Trent Reznor: Quake Soundtrack (1996)
Throughout the ’90s it was virtually impossible to escape the music of Trent Reznor. Nine Inch Nails’ The Downward Spiral was as much a staple as Nirvana’s Nevermind and in everyone’s CD collection at the time. His particular blend of synthesized industrial metal spawned hundreds of copycat groups as well as a moderate amount of controversy. His earlier material didn’t appeal to me in the slightest but there is simply no denying his genius as a multi-instrumentalist and composer.
Quake was id Software’s follow-up to the incredibly important video game, Doom. At first I had considered putting Doom on this list instead as I have a lot more nostalgia for that title and a more memorable soundtrack for me, personally as a result. While the music for Doom is fantastic, it borrows a lot of ideas and riffs from a variety of different heavy guitar influenced groups so it doesn’t sound as wholly original as Reznor’s Quake. Also, Doom’s music sounds a lot like a video game soundtrack whereas this one can be enjoyed on it’s own.
Reznor’s work on this soundtrack is criminally overlooked as video games weren’t taken quite as seriously as an artistic medium back then as they are today. Where Nine Inch Nails’ earlier albums fell short for me was in the overly hostile, angry vocals and synth-lead compositions. I can appreciate and respect albums like Broken and The Downward Spiral without fully enjoying them. In fact, I own all of Reznor’s discography on CD and partially on vinyl. What attracts me to his newer material and this Quake soundtrack is the restraint he has developed over the years.

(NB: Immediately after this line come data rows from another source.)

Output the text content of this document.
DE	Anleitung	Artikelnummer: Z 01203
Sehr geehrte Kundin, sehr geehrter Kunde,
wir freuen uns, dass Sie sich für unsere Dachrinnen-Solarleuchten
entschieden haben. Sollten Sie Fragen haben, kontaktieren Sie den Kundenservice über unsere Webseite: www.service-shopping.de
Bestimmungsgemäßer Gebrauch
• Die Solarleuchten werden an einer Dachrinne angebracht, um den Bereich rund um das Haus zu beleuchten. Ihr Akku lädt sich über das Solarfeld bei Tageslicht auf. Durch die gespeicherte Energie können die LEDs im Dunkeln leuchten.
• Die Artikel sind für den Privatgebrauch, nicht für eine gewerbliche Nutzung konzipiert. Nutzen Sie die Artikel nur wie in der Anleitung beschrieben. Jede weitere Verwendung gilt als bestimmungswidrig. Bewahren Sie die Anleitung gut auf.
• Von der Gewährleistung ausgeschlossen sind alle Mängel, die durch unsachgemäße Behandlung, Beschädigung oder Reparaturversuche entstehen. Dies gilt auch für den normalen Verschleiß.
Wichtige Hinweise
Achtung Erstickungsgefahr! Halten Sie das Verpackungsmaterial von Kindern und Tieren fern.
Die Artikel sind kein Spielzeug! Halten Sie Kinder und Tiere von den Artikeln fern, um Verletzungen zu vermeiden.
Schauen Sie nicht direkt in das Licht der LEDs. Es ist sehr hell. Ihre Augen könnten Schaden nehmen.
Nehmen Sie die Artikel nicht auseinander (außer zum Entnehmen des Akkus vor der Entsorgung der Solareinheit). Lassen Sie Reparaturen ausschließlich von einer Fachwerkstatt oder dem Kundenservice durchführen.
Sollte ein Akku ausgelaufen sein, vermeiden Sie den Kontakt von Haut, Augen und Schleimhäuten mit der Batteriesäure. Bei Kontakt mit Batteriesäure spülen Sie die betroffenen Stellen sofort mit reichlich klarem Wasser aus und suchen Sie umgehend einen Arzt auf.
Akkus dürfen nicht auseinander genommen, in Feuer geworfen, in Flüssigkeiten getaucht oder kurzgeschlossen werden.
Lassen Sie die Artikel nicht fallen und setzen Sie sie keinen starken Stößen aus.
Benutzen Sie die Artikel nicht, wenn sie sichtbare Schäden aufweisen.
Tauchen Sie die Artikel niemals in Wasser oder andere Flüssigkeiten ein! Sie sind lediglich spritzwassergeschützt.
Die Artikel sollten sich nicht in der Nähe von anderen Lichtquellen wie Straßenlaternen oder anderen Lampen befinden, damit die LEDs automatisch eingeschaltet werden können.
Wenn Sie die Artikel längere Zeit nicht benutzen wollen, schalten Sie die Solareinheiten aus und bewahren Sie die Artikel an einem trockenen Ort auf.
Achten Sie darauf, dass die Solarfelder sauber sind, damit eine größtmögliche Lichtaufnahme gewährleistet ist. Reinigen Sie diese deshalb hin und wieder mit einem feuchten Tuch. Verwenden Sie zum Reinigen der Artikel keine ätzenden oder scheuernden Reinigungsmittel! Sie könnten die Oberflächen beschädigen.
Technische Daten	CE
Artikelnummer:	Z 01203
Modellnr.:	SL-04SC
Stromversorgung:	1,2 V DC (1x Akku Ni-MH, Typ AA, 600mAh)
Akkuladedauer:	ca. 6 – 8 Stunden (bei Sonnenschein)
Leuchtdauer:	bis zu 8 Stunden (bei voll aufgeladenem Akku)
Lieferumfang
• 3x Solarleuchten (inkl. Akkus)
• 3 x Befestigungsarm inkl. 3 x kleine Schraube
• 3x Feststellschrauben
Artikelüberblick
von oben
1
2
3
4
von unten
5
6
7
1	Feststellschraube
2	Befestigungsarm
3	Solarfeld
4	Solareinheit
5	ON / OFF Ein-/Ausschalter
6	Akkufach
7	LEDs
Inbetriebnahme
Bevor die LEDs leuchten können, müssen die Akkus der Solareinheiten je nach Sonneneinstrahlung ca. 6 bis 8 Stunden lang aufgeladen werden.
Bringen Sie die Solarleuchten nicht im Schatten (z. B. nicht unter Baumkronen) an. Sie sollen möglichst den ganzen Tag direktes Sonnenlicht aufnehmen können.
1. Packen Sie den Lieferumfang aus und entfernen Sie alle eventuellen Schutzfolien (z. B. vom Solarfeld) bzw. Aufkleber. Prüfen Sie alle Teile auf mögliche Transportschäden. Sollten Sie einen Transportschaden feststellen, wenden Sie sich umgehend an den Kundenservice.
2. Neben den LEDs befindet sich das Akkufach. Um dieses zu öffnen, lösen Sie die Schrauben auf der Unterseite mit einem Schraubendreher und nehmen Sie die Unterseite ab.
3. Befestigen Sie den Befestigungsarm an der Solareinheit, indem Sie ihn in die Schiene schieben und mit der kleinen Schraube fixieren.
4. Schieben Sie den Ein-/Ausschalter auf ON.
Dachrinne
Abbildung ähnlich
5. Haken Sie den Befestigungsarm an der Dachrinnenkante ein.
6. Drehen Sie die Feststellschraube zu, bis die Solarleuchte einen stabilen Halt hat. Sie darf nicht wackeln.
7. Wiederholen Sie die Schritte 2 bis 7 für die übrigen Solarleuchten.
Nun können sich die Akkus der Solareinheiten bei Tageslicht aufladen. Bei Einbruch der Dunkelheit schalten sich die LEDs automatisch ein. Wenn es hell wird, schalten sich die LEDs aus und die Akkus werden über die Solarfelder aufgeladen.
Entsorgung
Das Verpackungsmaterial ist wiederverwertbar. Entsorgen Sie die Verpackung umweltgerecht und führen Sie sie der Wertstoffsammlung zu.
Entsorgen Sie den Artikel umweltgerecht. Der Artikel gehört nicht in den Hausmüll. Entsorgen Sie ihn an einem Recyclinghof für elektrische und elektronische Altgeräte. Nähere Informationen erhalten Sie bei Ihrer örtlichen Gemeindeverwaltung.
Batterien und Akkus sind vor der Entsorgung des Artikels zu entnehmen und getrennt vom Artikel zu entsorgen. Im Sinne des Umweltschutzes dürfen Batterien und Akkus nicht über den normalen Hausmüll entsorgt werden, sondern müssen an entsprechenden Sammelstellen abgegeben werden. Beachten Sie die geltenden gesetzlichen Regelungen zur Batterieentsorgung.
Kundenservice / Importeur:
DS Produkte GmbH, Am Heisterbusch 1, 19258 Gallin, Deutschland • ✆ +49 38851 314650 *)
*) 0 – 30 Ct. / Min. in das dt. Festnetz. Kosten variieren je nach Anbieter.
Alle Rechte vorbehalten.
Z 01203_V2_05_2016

This soundtrack is best heard loud on a dark, damp October evening. The complexity in the arrangements play serious tricks on the listener as subtle sounds ebb and flow throughout. There are moments where the music physically appears to affect my body, particularly in the quieter sections where tiny gurgles or tinny noises occur repetitively. In a lot of ways it sounds as though Reznor was channeling his inner Coil as the music definitely takes on a more ambient, almost noise-based quality compared to his main catalog of Nine Inch Nails productions.
In conclusion, Quake is not only a near perfect Halloween experience to physically play in video game form but also a fantastic album to simply enjoy on it’s own merits. Trent Reznor is one of the last living geniuses in the world of music who deserves all the love in the world for his consistent efforts of shaping and reshaping the formula throughout the past few decades.